Hey guys, in the past week we are experiencing a slight decrease in the gpt-oss-20b and 120b model’s performance. We have integrated them and used them for some time now but lately they are acting differently in terms of following the instructions. I can see that the reasoning is focused on only one part of the prompt and it just cant move beyond, which was not case before. Are there any similar experiences out there and has something happened lately that triggered this kind of behaviour?

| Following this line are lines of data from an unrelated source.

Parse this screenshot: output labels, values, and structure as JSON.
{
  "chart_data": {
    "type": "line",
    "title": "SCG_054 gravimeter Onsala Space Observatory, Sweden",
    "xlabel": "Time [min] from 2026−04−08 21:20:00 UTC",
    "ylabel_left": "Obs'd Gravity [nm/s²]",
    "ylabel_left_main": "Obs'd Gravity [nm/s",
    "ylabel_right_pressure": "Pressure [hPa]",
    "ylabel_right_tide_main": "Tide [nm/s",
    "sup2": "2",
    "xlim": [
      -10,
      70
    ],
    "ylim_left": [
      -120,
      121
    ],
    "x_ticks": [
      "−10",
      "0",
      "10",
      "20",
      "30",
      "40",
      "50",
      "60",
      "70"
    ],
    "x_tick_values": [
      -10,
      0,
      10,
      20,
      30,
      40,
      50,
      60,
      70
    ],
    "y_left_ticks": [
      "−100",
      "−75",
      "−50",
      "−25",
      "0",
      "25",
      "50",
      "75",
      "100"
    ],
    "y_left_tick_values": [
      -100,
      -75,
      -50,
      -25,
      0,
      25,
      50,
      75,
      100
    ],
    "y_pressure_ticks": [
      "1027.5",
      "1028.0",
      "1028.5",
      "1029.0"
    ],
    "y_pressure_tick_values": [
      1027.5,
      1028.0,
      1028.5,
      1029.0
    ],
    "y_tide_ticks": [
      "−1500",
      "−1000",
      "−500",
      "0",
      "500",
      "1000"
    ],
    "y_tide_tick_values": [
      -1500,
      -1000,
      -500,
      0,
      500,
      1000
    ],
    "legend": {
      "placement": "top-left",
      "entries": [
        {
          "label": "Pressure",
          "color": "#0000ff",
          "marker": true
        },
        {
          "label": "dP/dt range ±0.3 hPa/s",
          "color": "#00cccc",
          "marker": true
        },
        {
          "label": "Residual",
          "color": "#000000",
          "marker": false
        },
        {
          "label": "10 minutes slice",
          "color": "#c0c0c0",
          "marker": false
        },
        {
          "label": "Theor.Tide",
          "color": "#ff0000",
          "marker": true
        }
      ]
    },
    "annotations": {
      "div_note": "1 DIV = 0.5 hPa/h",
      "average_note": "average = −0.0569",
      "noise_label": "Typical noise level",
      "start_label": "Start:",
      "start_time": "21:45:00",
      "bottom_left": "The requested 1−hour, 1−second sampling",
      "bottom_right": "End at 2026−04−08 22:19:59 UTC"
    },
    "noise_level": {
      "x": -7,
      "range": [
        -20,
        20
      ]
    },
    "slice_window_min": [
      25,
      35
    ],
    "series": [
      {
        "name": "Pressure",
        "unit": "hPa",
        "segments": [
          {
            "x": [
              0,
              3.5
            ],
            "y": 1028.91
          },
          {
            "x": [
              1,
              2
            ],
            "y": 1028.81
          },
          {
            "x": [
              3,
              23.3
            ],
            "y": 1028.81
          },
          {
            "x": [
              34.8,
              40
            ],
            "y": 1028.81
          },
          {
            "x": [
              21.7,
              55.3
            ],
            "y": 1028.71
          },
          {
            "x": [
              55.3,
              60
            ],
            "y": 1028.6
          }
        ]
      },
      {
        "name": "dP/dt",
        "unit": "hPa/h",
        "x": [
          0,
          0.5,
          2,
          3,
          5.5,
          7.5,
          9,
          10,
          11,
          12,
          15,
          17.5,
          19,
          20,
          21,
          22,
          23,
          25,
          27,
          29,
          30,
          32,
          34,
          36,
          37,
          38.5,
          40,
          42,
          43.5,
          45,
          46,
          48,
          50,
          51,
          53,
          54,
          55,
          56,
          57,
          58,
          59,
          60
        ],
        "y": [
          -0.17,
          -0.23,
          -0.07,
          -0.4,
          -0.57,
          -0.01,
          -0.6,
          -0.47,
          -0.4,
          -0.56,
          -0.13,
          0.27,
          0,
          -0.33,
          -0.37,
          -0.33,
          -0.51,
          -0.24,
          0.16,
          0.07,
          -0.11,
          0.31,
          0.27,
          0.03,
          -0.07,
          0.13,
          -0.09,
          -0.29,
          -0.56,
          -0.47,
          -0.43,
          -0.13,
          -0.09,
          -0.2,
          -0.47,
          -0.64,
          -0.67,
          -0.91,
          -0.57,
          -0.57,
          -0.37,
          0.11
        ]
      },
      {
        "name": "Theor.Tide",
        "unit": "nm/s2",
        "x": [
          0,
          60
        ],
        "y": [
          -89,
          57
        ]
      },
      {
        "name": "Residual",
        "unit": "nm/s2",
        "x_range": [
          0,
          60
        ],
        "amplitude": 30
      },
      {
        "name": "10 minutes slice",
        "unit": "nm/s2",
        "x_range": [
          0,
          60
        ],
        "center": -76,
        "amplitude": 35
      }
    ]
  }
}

Thank you for the report, it should be more stable now. Please let me know if you’re still running into problems.

1 Like

Hi @yawnxyz, what was the issue? I’m trying to make sure that the issue was that the model was “dummer”. It was just blindly following first few instructions. Was the fix related to the algorithm performance?

We’ve been quietly improving the GPT-OSS services (will be announcing a new feature soon!) that unfortunately impacted the production OSS models.

Hopefully you’ll see much fewer tool calling and JSON schema / structured output generation errors now though!

1 Like

@yawnxyz > We still see major reduction of performance. The fixes that you mentioned didn’t help. Is there an action plan for that will improve the situation in today/tomorrow?

If not, we need to leave to your competition. Can’t bare this anymore.

Has the situation improved? I’m looking for a high-speed (200 tokens/s+), cache-enabled, and widely rate-limited GPT-OSS 120b model.